When I consider your heavens, the work of your fingers, the moon and the stars,
which you have set in place, what is mankind that you are mindful of them,
human beings that you care for them? (Psalm 8:3-4 NIV)
Natural learners see God’s handiwork all around them in nature. They are drawn to activities that allow investigation and exploration of God’s world. They are skilled at identifying elements of the natural world. They relate well to stories in the Bible about creation and nature. They have a fascination with plants and animals. They are sensitive about protecting God’s world as well. So how do we engage natural learners in our Bible study classes? Here are some thoughts:
When the Scripture and weather permits, go outside and teach. This may sound crazy for some adults who can’t fathom it, but hear me out. If you had a lesson on Zacchaeus, I would have someone dressed up as him in a tree. Bring the class out to hear his story. If the lesson includes elements of nature, go outside or bring that element inside to observe as it fits with the lesson. Have your natural learners share about that element.

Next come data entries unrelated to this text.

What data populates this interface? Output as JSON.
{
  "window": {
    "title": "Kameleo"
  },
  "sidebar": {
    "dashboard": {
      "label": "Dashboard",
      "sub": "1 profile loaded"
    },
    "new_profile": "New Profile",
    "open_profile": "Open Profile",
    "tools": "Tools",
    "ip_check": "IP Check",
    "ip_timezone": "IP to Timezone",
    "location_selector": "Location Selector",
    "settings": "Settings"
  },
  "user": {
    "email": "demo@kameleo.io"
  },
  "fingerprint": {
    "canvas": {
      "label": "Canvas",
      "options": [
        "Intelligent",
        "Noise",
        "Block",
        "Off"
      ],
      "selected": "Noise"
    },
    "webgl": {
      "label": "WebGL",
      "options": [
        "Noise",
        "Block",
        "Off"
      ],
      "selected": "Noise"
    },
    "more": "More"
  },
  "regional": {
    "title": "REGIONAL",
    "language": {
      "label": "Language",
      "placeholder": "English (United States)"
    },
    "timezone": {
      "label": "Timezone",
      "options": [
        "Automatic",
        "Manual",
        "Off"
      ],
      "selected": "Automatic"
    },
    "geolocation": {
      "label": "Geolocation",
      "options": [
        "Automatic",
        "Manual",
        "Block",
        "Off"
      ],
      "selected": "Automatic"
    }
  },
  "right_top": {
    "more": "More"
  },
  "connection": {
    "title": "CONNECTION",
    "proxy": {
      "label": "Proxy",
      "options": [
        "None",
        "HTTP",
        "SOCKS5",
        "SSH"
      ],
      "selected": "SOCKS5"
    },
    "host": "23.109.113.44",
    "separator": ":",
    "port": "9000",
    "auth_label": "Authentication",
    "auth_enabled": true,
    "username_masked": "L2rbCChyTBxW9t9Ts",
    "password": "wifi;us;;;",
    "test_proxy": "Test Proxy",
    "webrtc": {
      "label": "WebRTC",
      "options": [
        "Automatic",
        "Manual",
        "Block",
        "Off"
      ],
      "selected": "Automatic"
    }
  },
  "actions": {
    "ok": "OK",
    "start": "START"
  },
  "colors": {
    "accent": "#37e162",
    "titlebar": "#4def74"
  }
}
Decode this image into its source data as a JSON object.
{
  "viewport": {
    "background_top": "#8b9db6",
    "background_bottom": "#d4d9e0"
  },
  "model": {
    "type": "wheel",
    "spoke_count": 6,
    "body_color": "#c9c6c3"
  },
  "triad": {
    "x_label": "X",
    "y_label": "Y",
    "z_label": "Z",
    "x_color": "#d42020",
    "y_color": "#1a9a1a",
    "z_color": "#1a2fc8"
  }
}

When Biblical imagery about nature is in the lesson, use pictures. It is easy to find lots of examples on the internet for whatever picture you need. I am a natural learner. Every time I see a thunderstorm, I automatically thing about Psalm 29. I envision the Psalmist watching the thunderstorm as he describes the glory and power of God.
Emphasize ways to take care of the environment. Natural learners want to be good stewards of God’s creation. Recycle! We had a gentleman in our last church encourage everyone to bring their paper, aluminum cans and other recyclables to the church. He would collect them and get money for the items. All of the money went towards church mission projects. By the way, Millennials believe in stewardship of God’s creation and recycling as well!
Plan social events around nature. Perhaps your class can take a hiking trip or a retreat in nature as well (Go back and look at this blog about lessons on a men’s retreat: https://tonystopic.com/2015/07/22/four-lessons-i-learned-on-a-mens-retreat/.) Natural learners would lead out and share about nature as you hike or retreat.
Have an Arbor Day social and plant or care for trees at the church, in a park/school as a community project (get permission) or in class members’ yards.
Henry David Thoreau perhaps puts it best for natural learners: My profession is to always find God in nature.